Sununu signed an executive order allowing parents and eligible guardians of infants between the ages of 6 weeks and 6 months to bring their child to work, so long as their state agency or department has elected to participate; the worker receives prior written authorization from the agency’s human resource officer; the worker has completed an individualized plan for the infant; there’s no safety hazard or concern to the parent of the infant; and there is limited disruption in the workplace.
Sununu said over 20 state departments and agencies have chosen to participate so far. The program will be based on programs in several other states, including Arizona, Vermont and Washington.
“This initiative can provide working families with options to give their kids the healthiest possible start to life while allowing them to remain in the workforce if they choose to do so,” Sununu said at a news conference.

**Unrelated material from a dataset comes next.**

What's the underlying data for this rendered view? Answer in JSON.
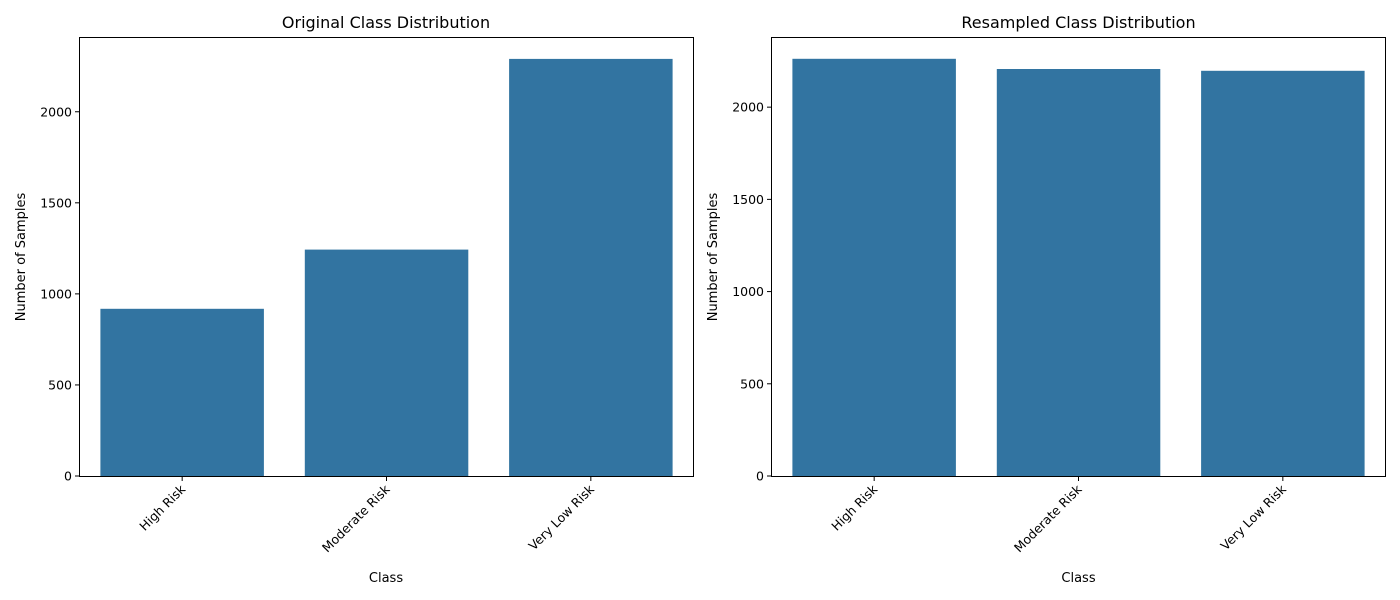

When asked how many state employees this could affect currently, Sununu said “it’s not that many, to be honest, but part of doing this is we hope it’s more. We’re trying to encourage and attract young people into the workforce.”

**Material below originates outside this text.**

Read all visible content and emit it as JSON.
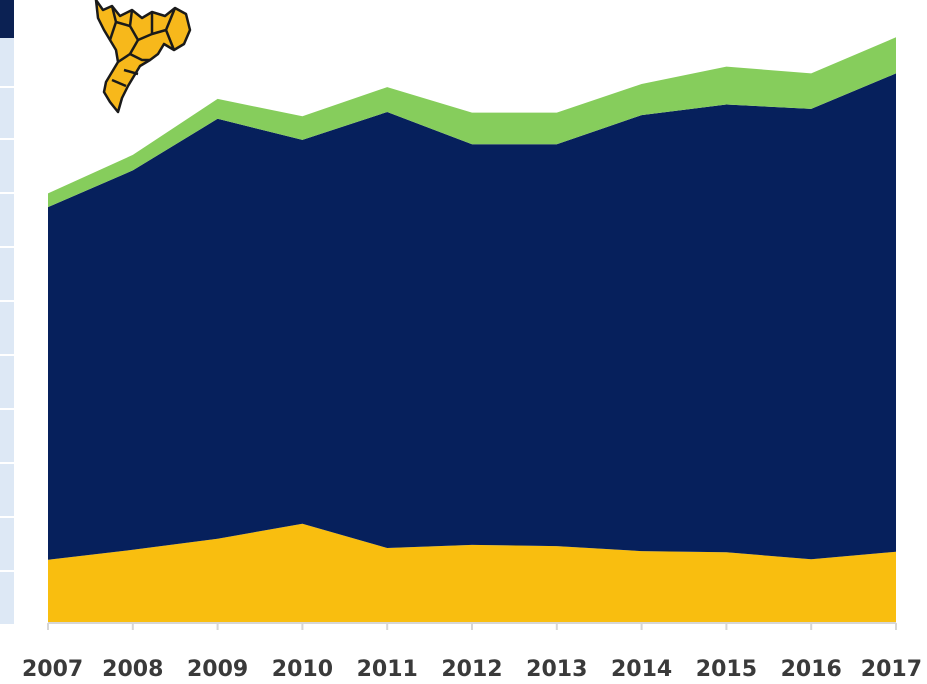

The policy says that “habitually disruptive or sick infants are not permitted in the workplace “and that parents participating in the program are required to comply with current state regulations governing child immunizations. The infants shall not be brought to meetings unless approved in advance by the agency’s human resource officer and the meeting organizer.
Diaper changes and disposal must take place only in a restroom, the policy said. The employer will provide at least one diaper changing station in their facility. Supervisors must allow lactating mothers flexible schedules to breastfeed and/or express milk.
“This will alleviate a lot of that anxiety” that comes with the stress of being a new parent, said Sarah Stewart, commissioner of the Department of Natural and Cultural Resources who approved the policy. “I look forward to supporting the new moms and dads that work in our department.”
A spokeswoman for New Hampshire’s largest state employee union, the State Employee Association, said the union wasn’t consulted and that there are agencies it doesn’t apply to.